3. Bond or Bank Guarantee

  • Check if you have any remaining requirements to meet in order to get your bond or bank guarantee back. This may include completing any make good obligations, payment of any owed monies, and the incoming tenant having performed their obligations (including provision of bond / bank guarantee).

 

Additional Business Management Considerations

While this blog focuses on the common processes of dealing with your lease obligations, there are many other business management processes you may wish to consider when selling your business, such as:

1. Notifying Customers and Staff

  • Plan how to inform your customers and staff about the change in ownership.

2. Transition Planning

  • Work on a transition plan to ensure a smooth handover to the new owner, including having a firm agreement around any retention period, if any (this is the time frame for you to remain in the business after the sale is completed).

 

Our key tips to follow:

  1. Advise your Landlord / Agent early in the process when selling your business.
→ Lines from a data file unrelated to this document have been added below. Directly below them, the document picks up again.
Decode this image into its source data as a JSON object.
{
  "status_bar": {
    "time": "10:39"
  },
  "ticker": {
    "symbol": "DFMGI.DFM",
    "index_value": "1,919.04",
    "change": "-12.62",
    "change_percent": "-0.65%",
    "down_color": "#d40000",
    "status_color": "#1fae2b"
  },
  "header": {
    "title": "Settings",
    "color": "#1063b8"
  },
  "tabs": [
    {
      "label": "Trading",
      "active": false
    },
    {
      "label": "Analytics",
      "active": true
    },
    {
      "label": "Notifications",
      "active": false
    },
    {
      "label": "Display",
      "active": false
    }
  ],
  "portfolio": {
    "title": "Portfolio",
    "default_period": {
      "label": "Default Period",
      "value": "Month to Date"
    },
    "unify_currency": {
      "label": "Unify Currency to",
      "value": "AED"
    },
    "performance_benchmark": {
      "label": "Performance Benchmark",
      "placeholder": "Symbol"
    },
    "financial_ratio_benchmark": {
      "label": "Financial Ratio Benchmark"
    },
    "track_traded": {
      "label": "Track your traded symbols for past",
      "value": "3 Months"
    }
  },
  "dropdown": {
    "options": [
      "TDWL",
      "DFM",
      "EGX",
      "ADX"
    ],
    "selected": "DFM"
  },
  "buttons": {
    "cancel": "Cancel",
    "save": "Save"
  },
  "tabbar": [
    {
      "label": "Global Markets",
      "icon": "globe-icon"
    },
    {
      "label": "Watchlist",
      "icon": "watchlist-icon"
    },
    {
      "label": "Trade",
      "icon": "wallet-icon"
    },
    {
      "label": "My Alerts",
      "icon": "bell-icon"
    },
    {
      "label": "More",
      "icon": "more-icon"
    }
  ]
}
This should be done BEFORE you have made any agreement to sell your business.
  2. Be patient, as the process will likely take longer than you expect. Selling a business and transferring a lease is a complex process that involves many steps, but with careful planning and professional advice, you can navigate it successfully.

 

Conclusion

Understanding your lease obligations when selling your business is crucial. Whether you’re assigning your lease to the buyer or they are negotiating a new lease if yours has expired, being prepared and informed will help ensure a smooth transition. Always consult with legal and real estate professionals to guide you through the process and address any specific concerns related to your lease agreement.